What this means is that we have to take into account the state of the agent up until the time the choice is made and given that state ask if there is a possible world where the agent makes a choice other than the one he or she made. That, then, is what freedom of choice is.
The theory according to Tegmark, describes time as a branching tree. This theory does not contradict free will. We have choices, and every choice we make causes a new branch on the tree. There are probable states that have the same past up until a point, and then a choice is made, and a non-deterministic path is followed. It doesn’t matter if those paths are all `real worlds,´ what matters is that they have different futures, and all interpretations of quantum physics as-is support this idea.
Another consequence of this is that the absence of total determinism in fundamental physics provides some ‘causal slack’ that mental processes at the neurophysiological level can then take advantage of. The inherent indeterminacy of physical systems means that any given arrangement of atoms in your brain right at this second, will not lead, inevitably, to only one possible specific subsequent state of the brain. Instead, multiple future states are possible, meaning multiple future actions are possible. The outcome is not determined merely by the positions of all the atoms, their lower-order properties of energy, charge, mass, and momentum, and the fundamental forces of physics. This also relates to Bell’s inequality or Bell’s theorem, which shows that quantum measurements do work differently than classical ones. In fact, there is no way to show that before you measure particle A, particle B has a definite state except under some very contrived circumstances, and, likewise, how you measure A does affect the state of B even when light has no time to traverse the distance between them before you do the measurements.
If a thing is free to be good it is also free to be bad. And free will is what has made evil possible. Why, then, did God give them free will? Because free will, though it makes evil possible, is also the only thing that makes possible any love or goodness or joy worth having.
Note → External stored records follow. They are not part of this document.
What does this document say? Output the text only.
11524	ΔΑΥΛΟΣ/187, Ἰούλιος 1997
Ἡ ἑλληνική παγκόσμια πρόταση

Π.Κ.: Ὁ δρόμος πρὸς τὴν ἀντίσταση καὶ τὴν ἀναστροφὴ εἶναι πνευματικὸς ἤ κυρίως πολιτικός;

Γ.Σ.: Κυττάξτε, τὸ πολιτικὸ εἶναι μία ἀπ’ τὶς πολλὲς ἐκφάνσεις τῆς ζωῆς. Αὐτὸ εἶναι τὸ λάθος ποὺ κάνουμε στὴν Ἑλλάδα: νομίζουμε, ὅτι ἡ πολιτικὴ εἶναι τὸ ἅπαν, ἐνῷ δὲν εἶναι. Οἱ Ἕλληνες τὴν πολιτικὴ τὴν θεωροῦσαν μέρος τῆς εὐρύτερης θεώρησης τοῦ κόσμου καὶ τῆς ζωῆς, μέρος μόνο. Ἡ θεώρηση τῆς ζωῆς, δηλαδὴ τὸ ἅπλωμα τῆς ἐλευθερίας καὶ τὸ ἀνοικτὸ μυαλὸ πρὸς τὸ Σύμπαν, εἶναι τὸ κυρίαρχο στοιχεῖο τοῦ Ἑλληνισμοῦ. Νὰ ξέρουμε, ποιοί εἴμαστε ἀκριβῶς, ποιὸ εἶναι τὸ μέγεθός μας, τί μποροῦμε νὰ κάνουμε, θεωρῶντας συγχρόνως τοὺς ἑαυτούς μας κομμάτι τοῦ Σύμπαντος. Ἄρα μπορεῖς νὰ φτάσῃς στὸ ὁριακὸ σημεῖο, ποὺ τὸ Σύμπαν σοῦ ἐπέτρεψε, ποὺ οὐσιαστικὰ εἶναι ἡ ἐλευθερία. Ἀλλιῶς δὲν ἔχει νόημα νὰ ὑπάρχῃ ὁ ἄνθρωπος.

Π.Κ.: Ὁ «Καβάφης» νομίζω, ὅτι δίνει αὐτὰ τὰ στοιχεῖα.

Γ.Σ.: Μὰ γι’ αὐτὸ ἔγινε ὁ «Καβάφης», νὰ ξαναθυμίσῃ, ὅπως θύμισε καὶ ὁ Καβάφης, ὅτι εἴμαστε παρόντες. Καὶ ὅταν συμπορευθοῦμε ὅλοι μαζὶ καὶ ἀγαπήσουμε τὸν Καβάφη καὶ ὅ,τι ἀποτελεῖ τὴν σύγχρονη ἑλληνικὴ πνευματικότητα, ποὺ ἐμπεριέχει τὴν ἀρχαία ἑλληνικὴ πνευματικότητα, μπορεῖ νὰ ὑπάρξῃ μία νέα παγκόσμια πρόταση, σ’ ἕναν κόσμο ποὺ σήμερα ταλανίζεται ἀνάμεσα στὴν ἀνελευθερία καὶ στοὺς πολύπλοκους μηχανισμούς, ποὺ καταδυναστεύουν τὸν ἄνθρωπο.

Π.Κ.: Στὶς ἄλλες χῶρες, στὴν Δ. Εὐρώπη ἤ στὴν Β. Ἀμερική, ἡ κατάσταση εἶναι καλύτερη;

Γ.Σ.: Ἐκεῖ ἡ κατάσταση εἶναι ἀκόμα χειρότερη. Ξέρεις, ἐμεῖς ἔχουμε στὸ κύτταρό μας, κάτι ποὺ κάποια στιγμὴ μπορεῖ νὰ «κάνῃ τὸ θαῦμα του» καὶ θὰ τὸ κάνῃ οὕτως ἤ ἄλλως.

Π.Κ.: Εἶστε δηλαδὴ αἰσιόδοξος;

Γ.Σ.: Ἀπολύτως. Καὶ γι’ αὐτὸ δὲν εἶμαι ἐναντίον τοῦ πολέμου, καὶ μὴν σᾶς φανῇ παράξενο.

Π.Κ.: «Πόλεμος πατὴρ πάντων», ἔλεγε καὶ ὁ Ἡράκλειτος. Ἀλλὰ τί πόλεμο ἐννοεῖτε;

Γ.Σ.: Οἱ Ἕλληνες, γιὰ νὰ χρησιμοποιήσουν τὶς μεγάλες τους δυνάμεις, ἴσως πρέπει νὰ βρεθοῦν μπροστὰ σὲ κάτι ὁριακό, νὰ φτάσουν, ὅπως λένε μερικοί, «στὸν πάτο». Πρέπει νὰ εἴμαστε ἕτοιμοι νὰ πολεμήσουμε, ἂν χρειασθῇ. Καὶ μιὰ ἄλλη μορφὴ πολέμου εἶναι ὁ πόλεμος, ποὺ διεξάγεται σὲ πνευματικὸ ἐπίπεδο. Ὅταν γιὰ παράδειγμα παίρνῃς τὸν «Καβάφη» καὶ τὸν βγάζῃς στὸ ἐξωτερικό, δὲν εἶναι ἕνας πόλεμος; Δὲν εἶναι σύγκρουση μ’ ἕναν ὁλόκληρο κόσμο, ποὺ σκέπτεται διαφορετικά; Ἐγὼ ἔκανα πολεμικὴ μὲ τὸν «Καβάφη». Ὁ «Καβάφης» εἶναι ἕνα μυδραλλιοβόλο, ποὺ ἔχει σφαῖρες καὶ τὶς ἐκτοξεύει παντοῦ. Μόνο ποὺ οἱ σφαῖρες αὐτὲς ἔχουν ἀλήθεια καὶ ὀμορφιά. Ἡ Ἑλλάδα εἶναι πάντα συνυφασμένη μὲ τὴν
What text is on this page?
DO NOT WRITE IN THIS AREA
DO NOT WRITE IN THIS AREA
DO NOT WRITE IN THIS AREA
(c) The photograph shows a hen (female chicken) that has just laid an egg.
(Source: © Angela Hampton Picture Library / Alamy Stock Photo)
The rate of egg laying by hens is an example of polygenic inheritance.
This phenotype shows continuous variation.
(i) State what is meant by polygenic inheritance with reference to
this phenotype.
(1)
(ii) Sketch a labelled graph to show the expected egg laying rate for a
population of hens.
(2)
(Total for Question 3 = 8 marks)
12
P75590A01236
If all this is true, and this is the most important point, then you can say that freedom of choice exists because the agent made different choices in different probable realities. Thus, the agent had the power to choose and exercised it.
This is supported by quantum physics because more than one outcome of a choice can occur from a single state of the universe; an agent does have `the power to do otherwise´ which is what free will is. Essentially, quantum mechanics tells us that there are things which we cannot know about the future, things which are not predetermined but happen with some factor of chance or randomness. Although many things in the world may be predicted, everything is not predetermined, and our actions do not unfold mechanically in a manner predetermined since the very moment of the Big Bang. Free will is preserved.